KAVP
- Colona, Colorado; United States;
- Frequency: 1450 kHz
- Branding: ESPN 1450

Programming
- Format: Sports
- Affiliations: ESPN Radio

Ownership
- Owner: Western Slope Communications; (WS Communications, LLC);
- Sister stations: KAYW, KWGL, KZKS

History
- First air date: 2001

Technical information
- Licensing authority: FCC
- Facility ID: 82282
- Class: C
- Power: 1,000 watts (day) 1,000 watts (night)
- Transmitter coordinates: 38°23′16″N 107°40′28″W﻿ / ﻿38.38778°N 107.67444°W
- Translator: 97.5 K248AE (Montrose)

Links
- Public license information: Public file; LMS;
- Website: www.wscradio.net/general-4

= KAVP =

KAVP (1450 AM, "ESPN 1450") is a radio station licensed to serve Colona, Colorado, United States. The station is owned by Western Slope Communications and the broadcast license is held by WS Communications, LLC.

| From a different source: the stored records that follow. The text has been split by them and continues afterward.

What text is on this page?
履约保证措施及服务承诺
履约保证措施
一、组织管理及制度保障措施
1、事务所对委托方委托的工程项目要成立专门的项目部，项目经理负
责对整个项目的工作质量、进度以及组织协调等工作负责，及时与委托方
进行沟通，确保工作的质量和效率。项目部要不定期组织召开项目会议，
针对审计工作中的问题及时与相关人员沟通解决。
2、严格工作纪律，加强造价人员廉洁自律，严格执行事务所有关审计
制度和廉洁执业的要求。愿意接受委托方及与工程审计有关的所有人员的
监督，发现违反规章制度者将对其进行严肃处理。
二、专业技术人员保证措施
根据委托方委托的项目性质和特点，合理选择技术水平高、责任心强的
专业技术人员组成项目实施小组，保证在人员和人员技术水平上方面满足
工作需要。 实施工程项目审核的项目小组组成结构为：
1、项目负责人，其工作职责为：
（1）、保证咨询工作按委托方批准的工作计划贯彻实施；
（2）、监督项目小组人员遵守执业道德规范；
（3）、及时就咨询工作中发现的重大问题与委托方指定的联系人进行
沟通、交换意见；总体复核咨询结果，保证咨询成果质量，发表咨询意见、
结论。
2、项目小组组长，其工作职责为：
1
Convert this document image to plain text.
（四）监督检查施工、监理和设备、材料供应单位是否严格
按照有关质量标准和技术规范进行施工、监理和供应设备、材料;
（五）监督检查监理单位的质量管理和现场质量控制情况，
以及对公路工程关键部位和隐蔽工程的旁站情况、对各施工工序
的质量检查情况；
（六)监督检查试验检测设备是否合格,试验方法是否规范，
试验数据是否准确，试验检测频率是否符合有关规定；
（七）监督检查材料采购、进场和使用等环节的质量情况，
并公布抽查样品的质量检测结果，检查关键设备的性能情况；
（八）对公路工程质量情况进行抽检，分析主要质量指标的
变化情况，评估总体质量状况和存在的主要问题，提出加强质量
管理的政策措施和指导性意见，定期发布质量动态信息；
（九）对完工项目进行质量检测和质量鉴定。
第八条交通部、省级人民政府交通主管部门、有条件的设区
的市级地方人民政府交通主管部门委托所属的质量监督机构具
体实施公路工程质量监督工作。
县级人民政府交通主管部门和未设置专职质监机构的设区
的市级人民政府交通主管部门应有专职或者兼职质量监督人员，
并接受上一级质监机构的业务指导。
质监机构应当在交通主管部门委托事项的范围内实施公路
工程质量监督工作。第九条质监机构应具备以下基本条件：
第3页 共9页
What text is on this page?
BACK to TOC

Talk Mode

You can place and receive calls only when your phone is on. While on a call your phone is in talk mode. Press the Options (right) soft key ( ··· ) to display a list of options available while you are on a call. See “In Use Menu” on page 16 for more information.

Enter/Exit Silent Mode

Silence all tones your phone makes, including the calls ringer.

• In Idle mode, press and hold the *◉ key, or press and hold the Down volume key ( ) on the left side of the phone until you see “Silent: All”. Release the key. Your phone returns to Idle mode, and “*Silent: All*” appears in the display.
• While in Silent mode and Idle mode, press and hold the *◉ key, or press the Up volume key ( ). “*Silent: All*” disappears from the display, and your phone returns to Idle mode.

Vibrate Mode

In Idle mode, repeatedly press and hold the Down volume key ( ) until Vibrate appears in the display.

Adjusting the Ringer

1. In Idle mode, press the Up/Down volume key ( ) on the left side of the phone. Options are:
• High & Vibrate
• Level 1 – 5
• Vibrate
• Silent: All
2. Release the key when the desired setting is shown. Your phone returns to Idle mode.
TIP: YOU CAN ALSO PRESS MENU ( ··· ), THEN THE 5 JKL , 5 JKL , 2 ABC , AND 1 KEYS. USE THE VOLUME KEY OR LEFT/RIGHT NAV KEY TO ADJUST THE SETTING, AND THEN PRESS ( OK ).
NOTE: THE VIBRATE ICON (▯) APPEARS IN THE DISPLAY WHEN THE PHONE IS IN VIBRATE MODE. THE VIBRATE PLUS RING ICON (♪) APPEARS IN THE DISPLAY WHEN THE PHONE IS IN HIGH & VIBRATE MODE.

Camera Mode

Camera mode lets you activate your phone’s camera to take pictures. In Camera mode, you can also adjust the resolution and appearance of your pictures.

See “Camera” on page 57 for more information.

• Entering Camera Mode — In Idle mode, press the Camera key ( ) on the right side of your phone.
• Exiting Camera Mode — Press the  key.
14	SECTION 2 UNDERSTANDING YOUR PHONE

KAVP broadcasts a sports format as an affiliate of ESPN Radio.

==History==
This station received its original construction permit from the Federal Communications Commission on April 15, 1997. The new station was assigned the KAVP call sign by the FCC on June 13, 1997. After multiple extensions, KAVP finally received its license to cover from the FCC on April 21, 2003.